The merger is tipped to cost a whopping $10 billion (£7.3 billion) and it would reportedly be the biggest move since Morrisons took over Safeway in 2004.
Walmart, who owns Asda, will reportedly get a 42 percent slice of the combined company.
While there was a lot of excitement about the move at the weekend, people were mainly concerned about what this delicious merger will be called: Asbury's or Sainsda.
However in statements released by both companies it's been confirmed that they will retain their own brand identities and names - which is a damn shame because I think we could have all enjoyed saying Asbury's or Sainsda.
But the big takeaway from all of this is that prices for 'everyday items' could be 10 percent cheaper according to a Sainsbury's spokesperson.
Sainsbury's chairman David Tyler has released a statement, saying: "We believe that the combination of Sainsbury's and Asda will create substantial value for our shareholders and will be excellent news for our customers and our colleagues.

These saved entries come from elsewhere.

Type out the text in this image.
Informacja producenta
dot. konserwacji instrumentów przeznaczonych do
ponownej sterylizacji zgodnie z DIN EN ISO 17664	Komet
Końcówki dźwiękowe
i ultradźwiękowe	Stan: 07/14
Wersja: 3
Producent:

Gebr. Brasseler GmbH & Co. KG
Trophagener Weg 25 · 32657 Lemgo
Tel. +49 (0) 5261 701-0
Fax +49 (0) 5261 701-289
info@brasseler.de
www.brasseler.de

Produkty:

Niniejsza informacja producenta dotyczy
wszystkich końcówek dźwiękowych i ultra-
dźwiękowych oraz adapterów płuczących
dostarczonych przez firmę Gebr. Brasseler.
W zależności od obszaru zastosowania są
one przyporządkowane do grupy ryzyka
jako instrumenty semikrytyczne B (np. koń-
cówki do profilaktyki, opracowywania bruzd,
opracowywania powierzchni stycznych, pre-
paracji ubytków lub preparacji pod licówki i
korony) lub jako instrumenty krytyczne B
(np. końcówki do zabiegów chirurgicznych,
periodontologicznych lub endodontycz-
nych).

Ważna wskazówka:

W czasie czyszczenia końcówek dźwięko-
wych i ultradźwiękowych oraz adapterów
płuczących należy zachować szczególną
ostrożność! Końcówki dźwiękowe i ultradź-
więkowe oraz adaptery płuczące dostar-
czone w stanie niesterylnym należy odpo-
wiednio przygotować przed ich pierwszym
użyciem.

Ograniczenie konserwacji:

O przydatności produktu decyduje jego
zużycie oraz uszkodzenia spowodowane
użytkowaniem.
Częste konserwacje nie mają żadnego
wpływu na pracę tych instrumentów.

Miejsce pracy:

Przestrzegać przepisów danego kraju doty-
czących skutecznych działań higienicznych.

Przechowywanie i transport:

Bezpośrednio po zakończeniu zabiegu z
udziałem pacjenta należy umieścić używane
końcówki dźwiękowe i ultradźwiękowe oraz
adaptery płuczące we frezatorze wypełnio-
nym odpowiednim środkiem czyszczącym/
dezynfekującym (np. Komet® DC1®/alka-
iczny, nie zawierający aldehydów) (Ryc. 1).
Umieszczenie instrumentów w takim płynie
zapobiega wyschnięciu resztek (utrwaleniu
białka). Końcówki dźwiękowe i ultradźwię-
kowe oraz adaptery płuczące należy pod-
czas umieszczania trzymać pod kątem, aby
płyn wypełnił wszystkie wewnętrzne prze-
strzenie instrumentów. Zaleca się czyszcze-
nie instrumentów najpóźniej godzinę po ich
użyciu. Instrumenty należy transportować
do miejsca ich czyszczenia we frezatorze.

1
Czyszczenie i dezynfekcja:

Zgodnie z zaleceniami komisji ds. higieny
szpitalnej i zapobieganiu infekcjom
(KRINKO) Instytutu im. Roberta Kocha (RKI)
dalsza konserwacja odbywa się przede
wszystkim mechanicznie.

"As one of the largest employers in the country, the combined business will become an even greater contributor to the British economy.
"The proposal will bring together two of the most experienced and talented management teams in retail at a time when the industry is undergoing rapid change."
Head of Asda Roger Burnley adds: "The combination of Asda and Sainsbury's into a single retailing group will be great news for Asda customers, allowing us to deliver even lower prices in store and even greater choice.
"Asda will continue to be Asda, but by coming together with Sainsbury's, supported by Walmart, we can further accelerate our existing strategy and make our offer even more compelling and competitive."
The UK benefits from having such a diverse range of supermarket retailers because it drives competition. But this planned merger between the second and third largest grocers has worried some that competitive edge might be a bit duller.
There were even calls for the competition watchdog to investigate it.
Once the finer details are smoothed out between Sainsbury's and Asda, they can submit the proposal to the Competition and Markets Authority who will eventually decide whether it can proceed.